[Tutor] Compound if statement question.

[Steven D'Aprano]

Greg Christian wrote:
> Is there a way to write an if statement that will pick up duplicates (two ‘1’s):
> 
> L = ['1', '4', '1']
> if (L[0]) != (L[1]) != (L[2]):
>     print "THEY ARE NOT EQUAL"
> else:
>     print "THEY ARE EQUAL"
> 
> When I run this code, it prints “THEY ARE NOT EQUAL” when it should print the else “THEY ARE EQUAL”.

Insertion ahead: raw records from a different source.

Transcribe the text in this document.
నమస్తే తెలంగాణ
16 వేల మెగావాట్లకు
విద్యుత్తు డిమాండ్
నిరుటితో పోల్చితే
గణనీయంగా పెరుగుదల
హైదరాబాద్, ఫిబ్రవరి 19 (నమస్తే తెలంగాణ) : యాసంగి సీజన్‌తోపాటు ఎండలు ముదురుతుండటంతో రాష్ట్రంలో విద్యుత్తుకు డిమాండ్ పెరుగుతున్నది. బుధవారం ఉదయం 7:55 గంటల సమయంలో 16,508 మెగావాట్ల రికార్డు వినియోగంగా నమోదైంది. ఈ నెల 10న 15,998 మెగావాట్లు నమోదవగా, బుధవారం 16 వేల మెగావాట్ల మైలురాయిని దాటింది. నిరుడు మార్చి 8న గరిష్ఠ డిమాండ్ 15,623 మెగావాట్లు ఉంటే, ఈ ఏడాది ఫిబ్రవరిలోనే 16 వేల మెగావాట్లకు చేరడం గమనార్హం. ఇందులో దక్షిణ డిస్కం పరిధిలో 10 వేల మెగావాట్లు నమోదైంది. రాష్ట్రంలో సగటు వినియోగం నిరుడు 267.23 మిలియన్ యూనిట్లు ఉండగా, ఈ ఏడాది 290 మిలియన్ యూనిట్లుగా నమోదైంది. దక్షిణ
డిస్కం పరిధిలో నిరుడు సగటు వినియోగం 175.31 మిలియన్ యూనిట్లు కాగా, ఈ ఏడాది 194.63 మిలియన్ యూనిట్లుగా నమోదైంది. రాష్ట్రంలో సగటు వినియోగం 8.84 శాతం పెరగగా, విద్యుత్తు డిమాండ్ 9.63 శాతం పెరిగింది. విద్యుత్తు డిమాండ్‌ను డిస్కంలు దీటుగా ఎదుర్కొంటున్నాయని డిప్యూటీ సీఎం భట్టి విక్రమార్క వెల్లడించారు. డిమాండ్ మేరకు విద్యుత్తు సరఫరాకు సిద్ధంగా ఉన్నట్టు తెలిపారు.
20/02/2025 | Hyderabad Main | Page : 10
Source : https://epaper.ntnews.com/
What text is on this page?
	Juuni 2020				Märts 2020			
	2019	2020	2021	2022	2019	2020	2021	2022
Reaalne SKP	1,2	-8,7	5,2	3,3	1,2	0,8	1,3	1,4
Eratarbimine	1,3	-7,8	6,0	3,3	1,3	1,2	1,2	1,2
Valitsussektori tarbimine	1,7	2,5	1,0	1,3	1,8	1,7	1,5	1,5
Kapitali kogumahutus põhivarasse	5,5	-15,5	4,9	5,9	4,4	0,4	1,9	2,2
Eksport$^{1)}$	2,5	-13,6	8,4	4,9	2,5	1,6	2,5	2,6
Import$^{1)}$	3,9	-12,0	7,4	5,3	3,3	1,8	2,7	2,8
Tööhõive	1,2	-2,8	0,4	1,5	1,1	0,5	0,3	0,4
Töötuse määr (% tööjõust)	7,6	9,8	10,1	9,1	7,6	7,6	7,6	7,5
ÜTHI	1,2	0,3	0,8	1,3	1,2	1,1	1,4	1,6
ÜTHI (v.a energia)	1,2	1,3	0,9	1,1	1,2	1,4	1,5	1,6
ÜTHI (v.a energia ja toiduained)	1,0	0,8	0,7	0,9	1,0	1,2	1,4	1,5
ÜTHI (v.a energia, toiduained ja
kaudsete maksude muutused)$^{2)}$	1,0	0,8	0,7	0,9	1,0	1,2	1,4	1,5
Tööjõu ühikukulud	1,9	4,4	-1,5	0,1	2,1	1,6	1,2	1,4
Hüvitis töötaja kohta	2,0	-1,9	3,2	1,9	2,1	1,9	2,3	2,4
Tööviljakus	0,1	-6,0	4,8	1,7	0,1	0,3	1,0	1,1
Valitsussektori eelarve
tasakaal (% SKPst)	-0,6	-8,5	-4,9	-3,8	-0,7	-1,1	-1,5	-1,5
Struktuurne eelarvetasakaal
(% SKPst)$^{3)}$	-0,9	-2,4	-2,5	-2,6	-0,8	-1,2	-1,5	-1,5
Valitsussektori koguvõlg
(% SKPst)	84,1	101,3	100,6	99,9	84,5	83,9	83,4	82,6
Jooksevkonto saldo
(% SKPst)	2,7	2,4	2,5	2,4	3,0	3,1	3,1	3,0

You don't need to put brackets ("parentheses" for any Americans reading) 
around each term. That just adds noise to the code and makes it harder 
to read.

Your test says:

L[0] != L[1] != L[2]

which evaluates to:

'1' != '4' != '1'

which is obviously correct, they are *not* ALL equal. Python comparisons 
chain: the above is equivalent to the longer:

'1' != '4' and '4' != '1'

which is clearly true.


The test you probably want is:

if L[0] == L[1] or L[0] == L[2]:
     print "THEY ARE EQUAL"


For longer lists, this might be better:


if any(L[0] == x for x in L[1:]):
     print "first item equals some other item"


or easier to write:

if L.count(L[0]) > 1:
     print "first item duplicate detected"




-- 
Steven